The Mayor of Renton has responded to the tragic accident on the Cedar River Trail.
David Hiller, of Cascade Bicycle Club, has a post on his blog about this incident. He offers the following suggestions to cyclists to be safer.
Simply put, there are things that bicyclists can do to minimize the potential for and severity of collisions:
1) Slow when others are present — you can’t know how other trail users will react when you’re overtaking. Going slower gives you more time to react AND will minimize the severity of a collision should one occur. No one’s heart-rate or wattage is worth endangering others. If you “need to go full-out”, do it on the road, on rollers, or on your trainer — not on a trail.
2) Use bell or voice when passing — just like the ubiquitous signs say.
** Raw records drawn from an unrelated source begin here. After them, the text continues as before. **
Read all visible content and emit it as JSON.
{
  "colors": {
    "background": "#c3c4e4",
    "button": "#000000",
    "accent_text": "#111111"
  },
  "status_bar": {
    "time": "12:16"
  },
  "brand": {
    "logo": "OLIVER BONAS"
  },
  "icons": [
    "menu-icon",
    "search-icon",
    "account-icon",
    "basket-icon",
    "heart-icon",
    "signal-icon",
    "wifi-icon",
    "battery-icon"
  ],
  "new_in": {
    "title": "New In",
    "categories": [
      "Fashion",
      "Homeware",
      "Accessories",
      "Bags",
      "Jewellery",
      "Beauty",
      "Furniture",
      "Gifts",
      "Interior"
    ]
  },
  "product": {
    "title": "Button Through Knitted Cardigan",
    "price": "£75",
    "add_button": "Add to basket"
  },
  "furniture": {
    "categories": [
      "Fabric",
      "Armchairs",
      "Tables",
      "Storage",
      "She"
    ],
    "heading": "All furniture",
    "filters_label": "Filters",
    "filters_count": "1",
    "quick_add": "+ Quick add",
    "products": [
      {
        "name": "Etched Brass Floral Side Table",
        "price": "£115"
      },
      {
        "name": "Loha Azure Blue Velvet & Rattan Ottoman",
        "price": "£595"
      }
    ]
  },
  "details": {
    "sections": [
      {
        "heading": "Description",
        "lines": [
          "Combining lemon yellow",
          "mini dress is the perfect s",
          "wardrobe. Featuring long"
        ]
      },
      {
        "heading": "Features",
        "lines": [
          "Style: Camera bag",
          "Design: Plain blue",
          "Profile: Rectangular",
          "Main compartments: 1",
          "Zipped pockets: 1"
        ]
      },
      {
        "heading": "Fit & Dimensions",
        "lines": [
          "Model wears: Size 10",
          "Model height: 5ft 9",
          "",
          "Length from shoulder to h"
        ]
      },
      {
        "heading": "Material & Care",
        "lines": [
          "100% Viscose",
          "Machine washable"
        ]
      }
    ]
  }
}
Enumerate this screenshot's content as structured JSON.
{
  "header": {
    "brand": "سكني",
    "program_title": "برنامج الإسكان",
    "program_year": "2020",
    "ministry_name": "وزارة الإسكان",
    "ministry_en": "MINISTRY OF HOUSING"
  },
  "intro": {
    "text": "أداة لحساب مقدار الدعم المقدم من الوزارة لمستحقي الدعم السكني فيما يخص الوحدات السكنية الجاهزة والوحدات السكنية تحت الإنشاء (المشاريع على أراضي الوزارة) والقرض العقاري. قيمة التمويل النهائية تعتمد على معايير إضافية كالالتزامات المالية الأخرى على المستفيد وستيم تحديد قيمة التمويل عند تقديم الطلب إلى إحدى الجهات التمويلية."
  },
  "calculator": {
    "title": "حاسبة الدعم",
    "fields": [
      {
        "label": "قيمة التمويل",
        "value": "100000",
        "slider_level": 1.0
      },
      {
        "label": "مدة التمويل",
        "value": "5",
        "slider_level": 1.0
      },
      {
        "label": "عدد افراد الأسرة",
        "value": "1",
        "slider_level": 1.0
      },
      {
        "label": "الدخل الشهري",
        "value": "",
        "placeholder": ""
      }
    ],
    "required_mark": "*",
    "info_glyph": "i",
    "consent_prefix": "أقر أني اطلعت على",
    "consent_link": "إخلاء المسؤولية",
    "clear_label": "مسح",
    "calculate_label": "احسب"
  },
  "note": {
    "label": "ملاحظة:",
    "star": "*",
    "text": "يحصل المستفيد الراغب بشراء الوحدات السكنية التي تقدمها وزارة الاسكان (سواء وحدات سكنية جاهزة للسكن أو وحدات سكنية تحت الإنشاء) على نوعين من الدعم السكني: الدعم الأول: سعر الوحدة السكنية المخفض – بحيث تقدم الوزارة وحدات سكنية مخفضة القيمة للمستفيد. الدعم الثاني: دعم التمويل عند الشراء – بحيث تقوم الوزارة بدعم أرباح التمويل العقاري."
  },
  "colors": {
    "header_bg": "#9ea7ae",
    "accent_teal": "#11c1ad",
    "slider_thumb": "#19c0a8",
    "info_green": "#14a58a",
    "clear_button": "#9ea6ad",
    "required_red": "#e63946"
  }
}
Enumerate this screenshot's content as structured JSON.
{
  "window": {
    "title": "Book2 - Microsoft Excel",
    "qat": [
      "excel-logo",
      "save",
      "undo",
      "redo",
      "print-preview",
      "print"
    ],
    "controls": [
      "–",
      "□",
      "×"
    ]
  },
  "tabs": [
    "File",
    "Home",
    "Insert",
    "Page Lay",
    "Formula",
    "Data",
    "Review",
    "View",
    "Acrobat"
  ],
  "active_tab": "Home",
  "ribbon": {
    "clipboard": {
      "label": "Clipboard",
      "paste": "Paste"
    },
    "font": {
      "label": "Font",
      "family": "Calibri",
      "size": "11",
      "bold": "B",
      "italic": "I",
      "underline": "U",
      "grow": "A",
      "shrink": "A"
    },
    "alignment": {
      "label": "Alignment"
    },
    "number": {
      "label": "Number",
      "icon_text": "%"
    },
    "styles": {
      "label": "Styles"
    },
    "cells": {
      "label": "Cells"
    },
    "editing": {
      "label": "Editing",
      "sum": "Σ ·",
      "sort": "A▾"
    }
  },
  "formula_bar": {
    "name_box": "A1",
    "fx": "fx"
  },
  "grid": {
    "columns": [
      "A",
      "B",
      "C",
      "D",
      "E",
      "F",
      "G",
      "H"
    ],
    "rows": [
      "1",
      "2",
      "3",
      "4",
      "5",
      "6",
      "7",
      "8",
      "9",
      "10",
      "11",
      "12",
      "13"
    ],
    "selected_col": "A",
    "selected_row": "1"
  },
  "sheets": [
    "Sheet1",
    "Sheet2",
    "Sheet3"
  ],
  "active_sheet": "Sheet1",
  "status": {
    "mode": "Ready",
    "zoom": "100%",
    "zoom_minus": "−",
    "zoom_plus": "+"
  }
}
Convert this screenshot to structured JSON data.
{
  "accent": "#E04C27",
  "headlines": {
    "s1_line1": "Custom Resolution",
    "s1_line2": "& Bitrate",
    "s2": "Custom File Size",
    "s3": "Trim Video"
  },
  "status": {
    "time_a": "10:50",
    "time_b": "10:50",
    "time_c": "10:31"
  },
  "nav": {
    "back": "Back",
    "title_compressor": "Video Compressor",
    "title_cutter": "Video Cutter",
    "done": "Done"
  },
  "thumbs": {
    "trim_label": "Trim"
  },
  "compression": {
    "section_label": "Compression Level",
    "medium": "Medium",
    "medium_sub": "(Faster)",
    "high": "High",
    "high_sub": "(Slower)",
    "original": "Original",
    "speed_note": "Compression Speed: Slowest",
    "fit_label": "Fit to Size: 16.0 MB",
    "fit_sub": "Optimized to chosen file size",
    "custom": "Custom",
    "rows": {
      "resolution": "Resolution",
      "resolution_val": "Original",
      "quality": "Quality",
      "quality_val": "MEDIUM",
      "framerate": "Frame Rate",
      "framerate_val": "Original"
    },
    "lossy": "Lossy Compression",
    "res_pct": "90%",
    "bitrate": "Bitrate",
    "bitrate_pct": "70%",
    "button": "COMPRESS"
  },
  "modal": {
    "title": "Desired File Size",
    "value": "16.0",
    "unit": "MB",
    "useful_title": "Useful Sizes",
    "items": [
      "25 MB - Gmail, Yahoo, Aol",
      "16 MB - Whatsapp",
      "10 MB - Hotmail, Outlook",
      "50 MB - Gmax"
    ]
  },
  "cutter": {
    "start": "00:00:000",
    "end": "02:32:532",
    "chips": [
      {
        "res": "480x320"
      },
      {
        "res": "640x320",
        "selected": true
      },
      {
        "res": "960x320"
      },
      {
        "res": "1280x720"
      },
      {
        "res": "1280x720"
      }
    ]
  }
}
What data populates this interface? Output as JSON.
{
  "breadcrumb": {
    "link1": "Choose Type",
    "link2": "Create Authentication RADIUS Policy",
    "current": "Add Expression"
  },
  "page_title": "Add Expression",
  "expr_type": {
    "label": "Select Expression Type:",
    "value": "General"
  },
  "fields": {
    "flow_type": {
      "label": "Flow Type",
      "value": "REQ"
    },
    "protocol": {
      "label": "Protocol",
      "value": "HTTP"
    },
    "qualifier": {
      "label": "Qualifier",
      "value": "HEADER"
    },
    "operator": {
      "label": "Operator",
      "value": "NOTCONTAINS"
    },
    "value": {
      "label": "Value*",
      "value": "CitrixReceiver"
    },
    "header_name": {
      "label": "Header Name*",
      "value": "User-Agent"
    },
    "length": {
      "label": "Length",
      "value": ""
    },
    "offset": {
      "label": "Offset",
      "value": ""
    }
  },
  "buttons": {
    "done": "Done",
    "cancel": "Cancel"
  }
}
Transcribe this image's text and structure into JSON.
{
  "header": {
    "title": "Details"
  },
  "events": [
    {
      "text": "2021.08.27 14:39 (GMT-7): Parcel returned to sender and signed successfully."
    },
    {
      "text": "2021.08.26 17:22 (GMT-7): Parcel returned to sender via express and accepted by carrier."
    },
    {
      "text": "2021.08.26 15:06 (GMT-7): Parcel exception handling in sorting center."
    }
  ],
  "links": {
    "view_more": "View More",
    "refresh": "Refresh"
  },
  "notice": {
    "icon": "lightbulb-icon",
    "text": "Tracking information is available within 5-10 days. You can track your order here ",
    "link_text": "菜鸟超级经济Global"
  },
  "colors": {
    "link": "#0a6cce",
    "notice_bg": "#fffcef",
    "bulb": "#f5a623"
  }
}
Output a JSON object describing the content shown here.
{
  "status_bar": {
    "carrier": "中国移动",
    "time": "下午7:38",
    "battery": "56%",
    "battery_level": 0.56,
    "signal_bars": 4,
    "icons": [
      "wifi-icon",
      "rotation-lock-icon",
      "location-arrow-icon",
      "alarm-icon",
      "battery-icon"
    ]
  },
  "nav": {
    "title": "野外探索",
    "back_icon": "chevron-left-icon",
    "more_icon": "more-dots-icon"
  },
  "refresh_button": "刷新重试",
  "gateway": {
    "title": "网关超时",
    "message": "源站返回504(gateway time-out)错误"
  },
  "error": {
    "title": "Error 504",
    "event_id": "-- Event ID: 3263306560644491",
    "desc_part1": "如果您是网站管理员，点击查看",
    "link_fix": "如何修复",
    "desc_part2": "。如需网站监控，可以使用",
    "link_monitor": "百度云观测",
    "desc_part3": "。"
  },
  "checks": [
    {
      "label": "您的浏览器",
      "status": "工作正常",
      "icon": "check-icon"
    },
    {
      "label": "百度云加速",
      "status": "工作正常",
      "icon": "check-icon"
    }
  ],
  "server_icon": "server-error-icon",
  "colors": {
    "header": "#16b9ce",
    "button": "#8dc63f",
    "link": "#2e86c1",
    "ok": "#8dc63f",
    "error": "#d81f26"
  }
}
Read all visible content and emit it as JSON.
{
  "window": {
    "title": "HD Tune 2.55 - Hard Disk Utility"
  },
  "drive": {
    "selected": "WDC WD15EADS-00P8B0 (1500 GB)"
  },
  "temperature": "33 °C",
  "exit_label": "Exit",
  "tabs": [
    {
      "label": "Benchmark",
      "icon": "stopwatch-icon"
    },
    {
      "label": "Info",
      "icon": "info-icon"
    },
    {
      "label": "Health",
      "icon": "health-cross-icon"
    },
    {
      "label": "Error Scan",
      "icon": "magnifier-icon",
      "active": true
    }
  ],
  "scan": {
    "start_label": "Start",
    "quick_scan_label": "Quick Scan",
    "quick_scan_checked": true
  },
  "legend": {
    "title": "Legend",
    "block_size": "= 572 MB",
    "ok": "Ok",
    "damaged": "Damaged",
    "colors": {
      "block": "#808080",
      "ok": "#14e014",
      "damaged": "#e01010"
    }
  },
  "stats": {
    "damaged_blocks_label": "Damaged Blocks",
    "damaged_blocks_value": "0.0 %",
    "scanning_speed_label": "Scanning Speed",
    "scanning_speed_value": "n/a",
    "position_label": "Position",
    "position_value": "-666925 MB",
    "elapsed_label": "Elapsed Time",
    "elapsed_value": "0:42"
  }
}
If you’re concerned that there’s confusion among pedestrians as to what “on your left” means, try something else like “passing.”
3) Pass safely. It sounds like a no-brainer, but I see bicyclists passing into oncoming traffic, passing two-abreast, and passing too closely daily. Pass single file. Wait for oncoming traffic to pass before pulling around slower trail users. Works best when combined with 1 & 2.
4) Ride single file when others are present and stay as far to the right as is safe to facilitate overtaking. If you travel at a speed below the posted limit on our regional trails, make it safer and easier for faster riders to pass.